For her, the plan is to create as many efficiencies as I can, "I've already implemented new software for cascade buying, so that my buying is really sharp and my margins are as high as they can be.
"I've implemented a new software, which includes accuracy checking, barcode scanning technology to free up my time. I've trained up my team to put on dispensers and ACDs, so that my time is very free now, and my time is spent doing things that show me the money, doing more private services."

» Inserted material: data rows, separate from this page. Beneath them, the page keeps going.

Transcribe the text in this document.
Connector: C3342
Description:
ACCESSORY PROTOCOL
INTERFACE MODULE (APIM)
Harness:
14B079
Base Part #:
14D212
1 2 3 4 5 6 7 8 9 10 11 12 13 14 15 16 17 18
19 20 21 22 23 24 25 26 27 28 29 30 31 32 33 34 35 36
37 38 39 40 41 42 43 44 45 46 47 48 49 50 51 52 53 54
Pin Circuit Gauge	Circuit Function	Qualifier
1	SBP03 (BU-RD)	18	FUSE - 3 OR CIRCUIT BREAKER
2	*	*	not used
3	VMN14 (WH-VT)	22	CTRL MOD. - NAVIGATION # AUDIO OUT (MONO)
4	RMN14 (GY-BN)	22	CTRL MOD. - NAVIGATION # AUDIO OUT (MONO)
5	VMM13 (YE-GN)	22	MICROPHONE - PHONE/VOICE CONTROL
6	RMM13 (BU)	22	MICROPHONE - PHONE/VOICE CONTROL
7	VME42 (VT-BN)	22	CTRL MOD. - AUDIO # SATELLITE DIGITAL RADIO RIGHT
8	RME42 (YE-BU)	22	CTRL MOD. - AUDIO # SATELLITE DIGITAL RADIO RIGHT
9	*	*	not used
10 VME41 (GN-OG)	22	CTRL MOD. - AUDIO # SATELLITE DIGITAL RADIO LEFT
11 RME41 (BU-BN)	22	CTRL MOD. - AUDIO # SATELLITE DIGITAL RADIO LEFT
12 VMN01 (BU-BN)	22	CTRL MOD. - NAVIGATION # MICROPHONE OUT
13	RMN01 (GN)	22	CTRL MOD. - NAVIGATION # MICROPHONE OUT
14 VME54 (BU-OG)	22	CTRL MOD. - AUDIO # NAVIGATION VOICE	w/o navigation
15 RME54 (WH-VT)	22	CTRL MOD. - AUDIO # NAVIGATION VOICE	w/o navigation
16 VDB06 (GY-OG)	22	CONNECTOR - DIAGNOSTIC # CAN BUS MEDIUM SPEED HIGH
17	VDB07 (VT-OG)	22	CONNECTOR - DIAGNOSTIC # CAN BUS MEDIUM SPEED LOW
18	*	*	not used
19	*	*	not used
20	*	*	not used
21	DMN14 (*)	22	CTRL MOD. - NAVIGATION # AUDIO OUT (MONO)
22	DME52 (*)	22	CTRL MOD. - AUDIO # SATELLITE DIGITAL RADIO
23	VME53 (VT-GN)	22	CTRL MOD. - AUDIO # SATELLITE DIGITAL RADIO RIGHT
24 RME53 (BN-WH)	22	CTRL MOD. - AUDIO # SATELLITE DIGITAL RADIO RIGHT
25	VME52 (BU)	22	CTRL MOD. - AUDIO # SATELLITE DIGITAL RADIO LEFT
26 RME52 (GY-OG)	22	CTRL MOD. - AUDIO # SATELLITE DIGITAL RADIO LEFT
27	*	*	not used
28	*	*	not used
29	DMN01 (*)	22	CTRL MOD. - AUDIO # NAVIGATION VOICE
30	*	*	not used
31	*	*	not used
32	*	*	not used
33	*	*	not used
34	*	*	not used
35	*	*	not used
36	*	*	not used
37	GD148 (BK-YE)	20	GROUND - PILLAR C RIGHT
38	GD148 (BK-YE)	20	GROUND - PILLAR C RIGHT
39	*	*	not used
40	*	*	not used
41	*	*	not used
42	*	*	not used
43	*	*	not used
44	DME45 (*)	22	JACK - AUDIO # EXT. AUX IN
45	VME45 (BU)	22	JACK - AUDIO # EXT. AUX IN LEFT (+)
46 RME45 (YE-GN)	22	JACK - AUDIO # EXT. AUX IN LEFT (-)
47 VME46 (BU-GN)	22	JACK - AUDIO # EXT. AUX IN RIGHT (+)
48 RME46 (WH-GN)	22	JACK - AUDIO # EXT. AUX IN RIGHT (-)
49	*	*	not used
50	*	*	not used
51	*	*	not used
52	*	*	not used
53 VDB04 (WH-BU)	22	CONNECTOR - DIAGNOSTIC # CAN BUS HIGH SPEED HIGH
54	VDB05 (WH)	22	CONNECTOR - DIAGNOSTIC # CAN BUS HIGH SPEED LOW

She claims that for someone like her "who is so NHS and so altruistic," it was hard to start private services.
"But actually, I am loving delivering them. My patients are so grateful I'm offering these services from someone they trust already."
She also claims that she has set two plans for the coming three years.
"In 2029 my pharmacy, the actual building, will have been a pharmacy for 100 years. My family will have run it for 50 years, and I will have run it for 25," she said.
"I'm doing everything I can to create the environment where we should be flourishing, but if I get to 2028/29 and I haven't flourished, and yet I've done everything I can to introduce all these efficiencies, my plan B has to come in place, which is obviously turn myself into a Starbucks."
She advises contractors to have a backup plan B in case things go wrong, "because we cannot continue flogging a dead horse".